Friday, December 07, 2007
Losing my keys or losing my mind?
My car keys were nowhere to be found. I checked the usual places and I retraced my steps from the night before. Nothing. My pup, Buddy, has stolen socks and shoes, but he looked innocent. I asked my housemate, Tom, whether he had seen them. He said he hadn't. I got to work using a spare set, but I spent the day wondering whether losing my keys was the first step to losing my mind.
I consulted memory expert Dr. James Lah, an Emory University neurologist. I related the key incident, and he asked me if I usually put them in the same place (I do). He asked if I tend to park my car in the same spot (I do). He said that those habits are how we remember things, and he bet that Tom was the guilty party.
Dr. Lah says some memory lapses are a normal part of aging. If our attention is affected, memories won't be stored efficiently. Fatigue, hormone imbalances, stress, depression, certain prescriptions and distractions can all prevent us from remembering.
We can also have problems retrieving memories. If the storage areas of the brain are damaged by Alzheimer's disease, or a stroke, the brain won't be able to properly recall the information stored in the damaged area.

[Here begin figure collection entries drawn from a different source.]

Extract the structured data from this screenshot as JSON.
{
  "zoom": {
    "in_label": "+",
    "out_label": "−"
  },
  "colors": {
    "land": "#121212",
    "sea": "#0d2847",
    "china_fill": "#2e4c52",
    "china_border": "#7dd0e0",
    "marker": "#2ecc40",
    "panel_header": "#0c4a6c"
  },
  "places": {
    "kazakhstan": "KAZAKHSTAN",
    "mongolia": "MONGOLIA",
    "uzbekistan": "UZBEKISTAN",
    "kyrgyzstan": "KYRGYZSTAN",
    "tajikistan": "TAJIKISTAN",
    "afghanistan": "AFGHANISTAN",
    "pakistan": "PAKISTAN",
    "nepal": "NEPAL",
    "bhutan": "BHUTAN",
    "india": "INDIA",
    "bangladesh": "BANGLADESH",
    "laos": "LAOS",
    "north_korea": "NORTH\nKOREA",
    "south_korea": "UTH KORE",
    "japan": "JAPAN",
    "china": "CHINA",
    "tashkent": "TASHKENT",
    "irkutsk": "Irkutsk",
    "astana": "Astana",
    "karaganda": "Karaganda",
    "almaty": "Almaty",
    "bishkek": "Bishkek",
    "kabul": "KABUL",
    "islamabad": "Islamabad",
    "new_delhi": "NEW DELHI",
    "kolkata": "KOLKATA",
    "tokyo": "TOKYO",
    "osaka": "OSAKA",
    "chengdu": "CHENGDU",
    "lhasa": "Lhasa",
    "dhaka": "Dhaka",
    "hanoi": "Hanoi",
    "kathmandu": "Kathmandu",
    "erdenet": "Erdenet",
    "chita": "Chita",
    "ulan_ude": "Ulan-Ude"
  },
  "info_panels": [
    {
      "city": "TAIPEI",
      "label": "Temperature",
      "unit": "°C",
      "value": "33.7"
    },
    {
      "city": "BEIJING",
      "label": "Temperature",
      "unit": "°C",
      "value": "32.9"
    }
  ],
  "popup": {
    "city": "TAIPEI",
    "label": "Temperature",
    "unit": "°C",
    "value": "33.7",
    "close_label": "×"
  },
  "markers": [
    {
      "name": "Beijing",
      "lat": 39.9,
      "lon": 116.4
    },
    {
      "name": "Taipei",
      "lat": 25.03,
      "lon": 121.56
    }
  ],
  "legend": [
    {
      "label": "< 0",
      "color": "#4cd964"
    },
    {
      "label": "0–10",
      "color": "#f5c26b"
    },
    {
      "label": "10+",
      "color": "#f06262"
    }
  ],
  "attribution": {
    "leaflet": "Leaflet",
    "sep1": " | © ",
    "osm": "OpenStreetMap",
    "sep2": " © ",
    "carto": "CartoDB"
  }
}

Lah says it's not unusual to forget names or misplace items occasionally. But forgetting something that you recently did, or forgetting a responsibility that affects your well being - such as not paying bills, may merit a doctor's scrutiny. As our population ages, screening for memory problems will be a critical.
While there are several drugs available for treating Alzheimer's disease memory and thinking problems, Dr. Lah says, excitement is building for neuroprotective treatments that are in the development pipeline, including a vaccine. The hope is that the drugs will prevent and eliminate the brain-clogging deposits that are part of Alzheimer's disease.
Turns out Dr. Lah was right about my keys. Tom had used them to take out the trash and left them in the box where the trash bags were, under the kitchen counter. It's good to know that my mind wasn't the issue... in this case.
Do you worry about your memory? What do you do to keep your memory sharp?